Not exactly haven though, because this is going to be public.
I’ve ran three tumblrs for many years now, two idle and a running one.
The first two were intended for fandom and graphics. The running one was my personal blog. I used to write on journal notebooks to save records of what transpired in my life every year but I tired and stopped when I entered my second year in highschool. I decided to write again in my junior year, but for a change, through blogging. It was more convenient because time was crucial—I had many commitments then and I took too much time to invest and venture on a lot of things to help myself decide and prepare for college.
That turned out useless because I am where I’m not supposed to be right now.

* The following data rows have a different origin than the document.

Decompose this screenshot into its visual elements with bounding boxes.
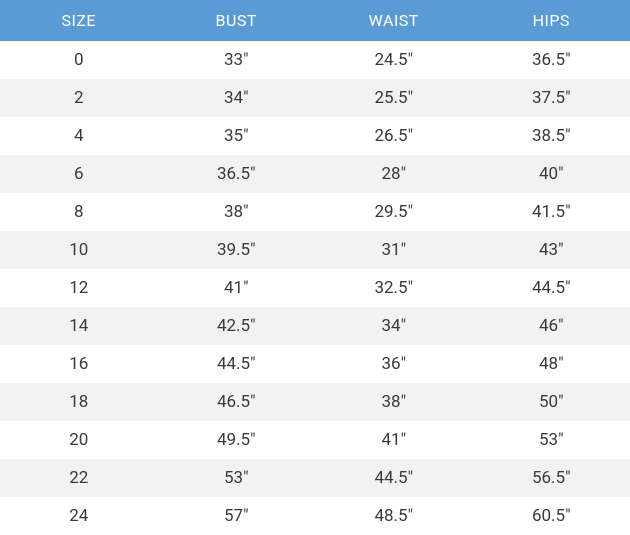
table-cell: 6 — [0, 155, 158, 193]
size-chart-body: 033"24.5"36.5"234"25.5"37.5"435"26.5"38.… — [0, 41, 630, 535]
table-cell: 39.5" — [158, 231, 316, 269]
table-cell: 36.5" — [158, 155, 316, 193]
table-cell: 53" — [158, 459, 316, 497]
table-row: 1846.5"38"50" — [0, 383, 630, 421]
table-cell: 43" — [473, 231, 630, 269]
table-cell: 41" — [315, 421, 473, 459]
table-row: 1241"32.5"44.5" — [0, 269, 630, 307]
table-cell: 12 — [0, 269, 158, 307]
table-cell: 32.5" — [315, 269, 473, 307]
table-cell: 50" — [473, 383, 630, 421]
table-cell: 24 — [0, 497, 158, 535]
table-row: 033"24.5"36.5" — [0, 41, 630, 79]
table-cell: 16 — [0, 345, 158, 383]
table-row: 2049.5"41"53" — [0, 421, 630, 459]
table-cell: 31" — [315, 231, 473, 269]
table-cell: 41" — [158, 269, 316, 307]
table-cell: 25.5" — [315, 79, 473, 117]
table-cell: 38" — [158, 193, 316, 231]
table-cell: 49.5" — [158, 421, 316, 459]
table-cell: 44.5" — [158, 345, 316, 383]
table-cell: 37.5" — [473, 79, 630, 117]
table-cell: 4 — [0, 117, 158, 155]
table-cell: 56.5" — [473, 459, 630, 497]
table-cell: 48" — [473, 345, 630, 383]
table-cell: 8 — [0, 193, 158, 231]
table-cell: 22 — [0, 459, 158, 497]
table-cell: 60.5" — [473, 497, 630, 535]
table-cell: 34" — [158, 79, 316, 117]
table-cell: 35" — [158, 117, 316, 155]
col-header-waist: WAIST — [315, 0, 473, 41]
table-cell: 53" — [473, 421, 630, 459]
table-cell: 38.5" — [473, 117, 630, 155]
table-cell: 14 — [0, 307, 158, 345]
table-cell: 38" — [315, 383, 473, 421]
table-cell: 29.5" — [315, 193, 473, 231]
size-chart-table: SIZE BUST WAIST HIPS 033"24.5"36.5"234"2… — [0, 0, 630, 535]
table-cell: 44.5" — [473, 269, 630, 307]
table-cell: 44.5" — [315, 459, 473, 497]
col-header-size: SIZE — [0, 0, 158, 41]
col-header-hips: HIPS — [473, 0, 630, 41]
table-row: 838"29.5"41.5" — [0, 193, 630, 231]
col-header-bust: BUST — [158, 0, 316, 41]
table-row: 636.5"28"40" — [0, 155, 630, 193]
table-cell: 24.5" — [315, 41, 473, 79]
table-cell: 18 — [0, 383, 158, 421]
table-cell: 28" — [315, 155, 473, 193]
table-cell: 34" — [315, 307, 473, 345]
table-row: 2457"48.5"60.5" — [0, 497, 630, 535]
table-cell: 48.5" — [315, 497, 473, 535]
table-row: 1442.5"34"46" — [0, 307, 630, 345]
table-row: 1039.5"31"43" — [0, 231, 630, 269]
table-cell: 46.5" — [158, 383, 316, 421]
table-cell: 26.5" — [315, 117, 473, 155]
table-cell: 46" — [473, 307, 630, 345]
table-row: 1644.5"36"48" — [0, 345, 630, 383]
table-cell: 41.5" — [473, 193, 630, 231]
table-cell: 33" — [158, 41, 316, 79]
table-cell: 42.5" — [158, 307, 316, 345]
table-cell: 0 — [0, 41, 158, 79]
table-cell: 2 — [0, 79, 158, 117]
table-cell: 40" — [473, 155, 630, 193]
table-row: 234"25.5"37.5" — [0, 79, 630, 117]
table-cell: 20 — [0, 421, 158, 459]
table-cell: 36.5" — [473, 41, 630, 79]
table-cell: 36" — [315, 345, 473, 383]
table-header-row: SIZE BUST WAIST HIPS — [0, 0, 630, 41]
table-cell: 57" — [158, 497, 316, 535]
table-row: 2253"44.5"56.5" — [0, 459, 630, 497]
table-row: 435"26.5"38.5" — [0, 117, 630, 155]
table-cell: 10 — [0, 231, 158, 269]
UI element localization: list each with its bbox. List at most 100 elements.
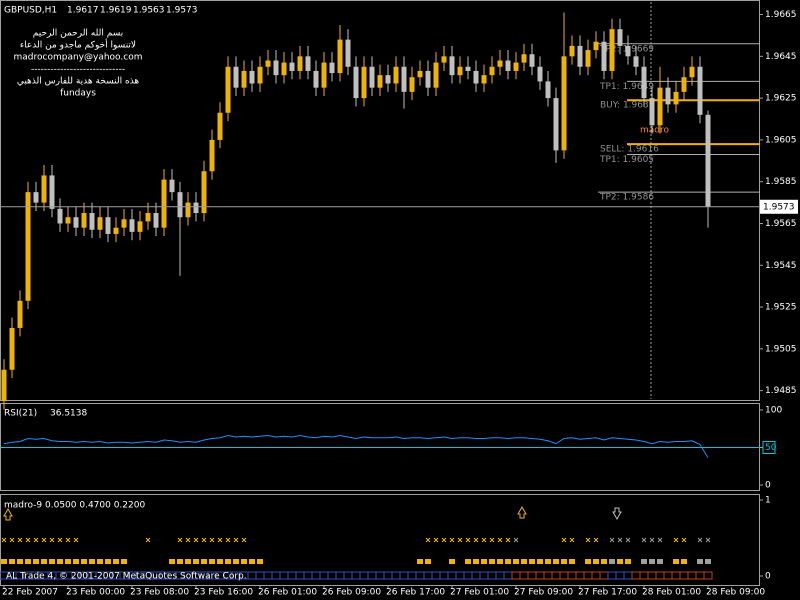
candle-body <box>329 62 335 74</box>
candle-body <box>361 66 367 99</box>
note: ----------------------------- <box>31 65 125 75</box>
signal-x <box>241 537 247 543</box>
signal-x <box>65 537 71 543</box>
candle-body <box>273 60 279 76</box>
signal-square <box>113 559 119 564</box>
x-tick-label: 22 Feb 2007 <box>2 588 58 598</box>
signal-square <box>625 559 631 564</box>
candle-body <box>217 112 223 140</box>
signal-bar <box>431 571 441 580</box>
candle-body <box>465 66 471 71</box>
candle-body <box>345 39 351 67</box>
signal-x <box>17 537 23 543</box>
signal-bar <box>279 571 289 580</box>
y-tick-label: 1.9585 <box>765 177 797 187</box>
level-box <box>762 441 776 454</box>
signal-square <box>489 559 495 564</box>
annotation: madro <box>640 126 669 136</box>
signal-x <box>561 537 567 543</box>
signal-x <box>49 537 55 543</box>
signal-bar <box>567 571 577 580</box>
price-label: 1.9573 <box>763 202 795 212</box>
signal-square <box>649 559 655 564</box>
candle-body <box>65 217 71 224</box>
signal-square <box>49 559 55 564</box>
candle-body <box>385 75 391 84</box>
signal-bar <box>415 571 425 580</box>
signal-x <box>513 537 519 543</box>
signal-x <box>193 537 199 543</box>
signal-x <box>505 537 511 543</box>
signal-x <box>641 537 647 543</box>
signal-bar <box>367 571 377 580</box>
arrow-up <box>517 505 527 519</box>
signal-square <box>41 559 47 564</box>
candle-body <box>513 62 519 71</box>
signal-bar <box>647 571 657 580</box>
signal-bar <box>575 571 585 580</box>
y-tick-label: 1.9665 <box>765 10 797 20</box>
candle-body <box>689 66 695 78</box>
candle-body <box>649 98 655 126</box>
candle-body <box>593 41 599 51</box>
candle-body <box>169 179 175 193</box>
signal-x <box>649 537 655 543</box>
candle-body <box>449 56 455 76</box>
signal-bar <box>679 571 689 580</box>
signal-bar <box>519 571 529 580</box>
candle-body <box>121 219 127 228</box>
signal-x <box>673 537 679 543</box>
candle-body <box>297 56 303 71</box>
x-tick-label: 23 Feb 16:00 <box>194 588 253 598</box>
candle-body <box>201 171 207 214</box>
candle-body <box>313 70 319 88</box>
signal-square <box>89 559 95 564</box>
signal-square <box>257 559 263 564</box>
candle-body <box>9 327 15 370</box>
signal-x <box>593 537 599 543</box>
y-tick-label: 1.9645 <box>765 52 797 62</box>
signal-square <box>537 559 543 564</box>
candle-body <box>41 175 47 203</box>
signal-square <box>233 559 239 564</box>
signal-x <box>233 537 239 543</box>
candle-body <box>113 227 119 234</box>
signal-x <box>473 537 479 543</box>
signal-square <box>121 559 127 564</box>
signal-x <box>585 537 591 543</box>
level-label: TP1: 1.9605 <box>599 155 654 165</box>
signal-bar <box>399 571 409 580</box>
signal-bar <box>263 571 273 580</box>
candle-body <box>73 217 79 228</box>
candle-body <box>33 192 39 203</box>
candle-body <box>537 66 543 82</box>
signal-bar <box>287 571 297 580</box>
signal-square <box>249 559 255 564</box>
signal-square <box>465 559 471 564</box>
signal-bar <box>439 571 449 580</box>
signal-x <box>185 537 191 543</box>
x-tick-label: 26 Feb 09:00 <box>322 588 381 598</box>
candle-body <box>481 75 487 84</box>
signal-square <box>697 559 703 564</box>
candle-body <box>673 91 679 105</box>
x-tick-label: 27 Feb 01:00 <box>450 588 509 598</box>
y-tick-label: 1.9605 <box>765 135 797 145</box>
candle-body <box>81 213 87 228</box>
candle-body <box>393 66 399 84</box>
signal-square <box>1 559 7 564</box>
signal-x <box>497 537 503 543</box>
signal-x <box>441 537 447 543</box>
signal-bar <box>503 571 513 580</box>
signal-x <box>569 537 575 543</box>
signal-bar <box>615 571 625 580</box>
x-tick-label: 27 Feb 09:00 <box>514 588 573 598</box>
signal-square <box>9 559 15 564</box>
main-panel <box>0 0 760 401</box>
signal-bar <box>375 571 385 580</box>
signal-x <box>57 537 63 543</box>
candle-body <box>89 213 95 230</box>
signal-bar <box>703 571 713 580</box>
signal-bar <box>687 571 697 580</box>
signal-square <box>497 559 503 564</box>
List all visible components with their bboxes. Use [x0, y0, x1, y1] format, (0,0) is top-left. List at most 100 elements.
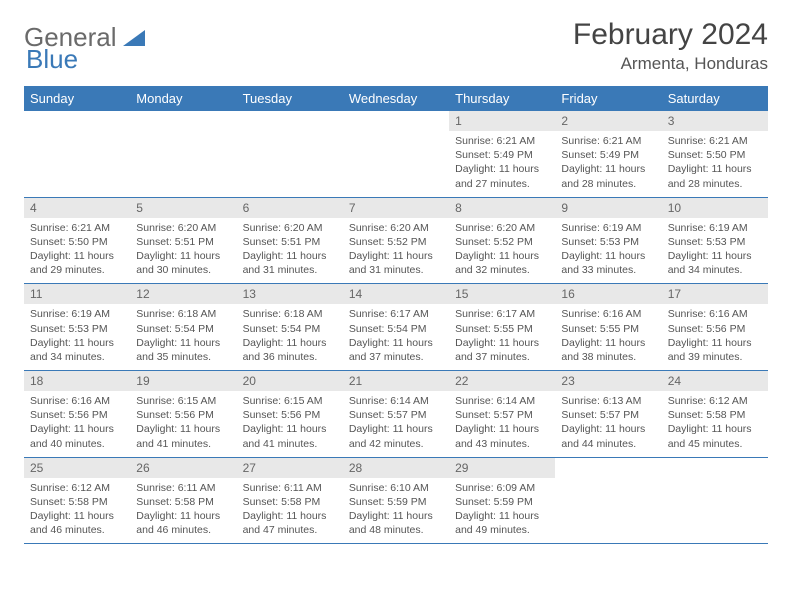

Anyway, my personal blog’s been solitary for a while now. I provided no identity, in fear of getting tracked again. It was terrifying and traumatic. You realize someone from school has been reading and following your crap. Not just someone, but someone you like. Screw you google. It was personal, purely personal. I utilized my liberty to act immature and dumb and mean and bitchy and emotional and unreasonable and inconsistent and everything I’m embarrassed about in the most drastic manner possible, sure of the fact that I’m not being watched. And then someone sees it. I felt bare, curled up and naked. It was very appalling—people use what you spit down there against you. And they make fun of you for it. It was so fucked up I deleted my information and changed urls every month.
However, being “down” there has been quite detrimental. I wallowed alone in misery and grief. The past weeks had been a huge let-down—not that ’twas a first, but I’m growing up and old. My viewpoints on things are changing. The way I deal with my emotions changed along with the way I deal with problems. I’m still struggling, and at least still learning. And I thought that for a change, I’d get out of that limbo and expose myself in the wide open. Yes, It doesn’t feel reassuring, and thoughts that I might regret this went up and down my spine. I’m not used to letting people inside my shell, because I know for a fact that most are just nosy rascals (and because I am too, sometimes). But I guess I’d take this as a step forward, a move to finally and genuinely like myself, to accept me for who and what I am regardless of what all of you have to say.
Sounds so cliche, I know. Doesn’t mean its relevance wears off.
And finally, today, I become myself.